The Convention’s main objectives are two-fold: to drive a common harmonized set of criminal prohibitions, and to facilitate international cooperation. Setting prohibitions and facilitating cooperation is important for Microsoft when it is looking to help protect customers. The first step in fighting cybercrime often consists of ensuring that the country where a perpetrator might live actually has laws against cybercrimes. Absent this, a perpetrator can act with impunity in a so called safe haven. The Convention defines a number of different types of crimes that can be committed online, providing a common frame of reference for its members, including:
- Hacking crimes involving unlawfully accessing, intercepting or interfering with computers and computer networks;
- Computer related fraud crimes;
- Content related crimes, such as child pornography.
Secondly, the Convention aims to provide for criminal procedure necessary to investigate and prosecute cybercrimes, and to set up a fast, efficient, effective regime for cooperation between law enforcement in different nations. The latter is critical for Microsoft to help protect its customers. By its very nature cybercrime is almost always international in its scope. Perpetrators sitting in one country often attack victims in other countries, frequently using servers and networks sitting in yet others. Therefore, there must be procedures and mechanisms in place to facilitate and enable cooperation between and among the countries where the victims, the perpetrators, and the computer systems are physically located.

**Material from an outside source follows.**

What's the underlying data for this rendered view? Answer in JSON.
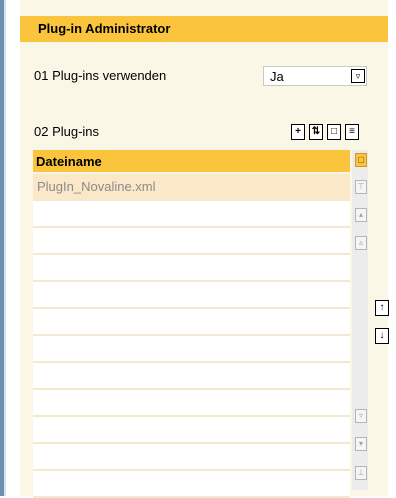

Finally, and outside the scope or the powers of the Budapest Convention, the practical reality of motivating a country housing a perpetrator, but which may have few nationals as victims itself, to spend resources addressing that crime must be overcome. That will continue to be easier said than done, until all countries come to a realization that trust in the online environment is mutually beneficial and difficult to maintain. Lack of trust it will impact all online economies, no matter where the criminals come from.
On its 15th birthday the Budapest Convention has been established as the gold standard of international conventions in the area of cybercrime. It’s a critical tool in our efforts to help protect and secure our products and our customers against cybercriminals. We hope that in the coming years more countries join it in an effort to eradicate the most modern of crimes.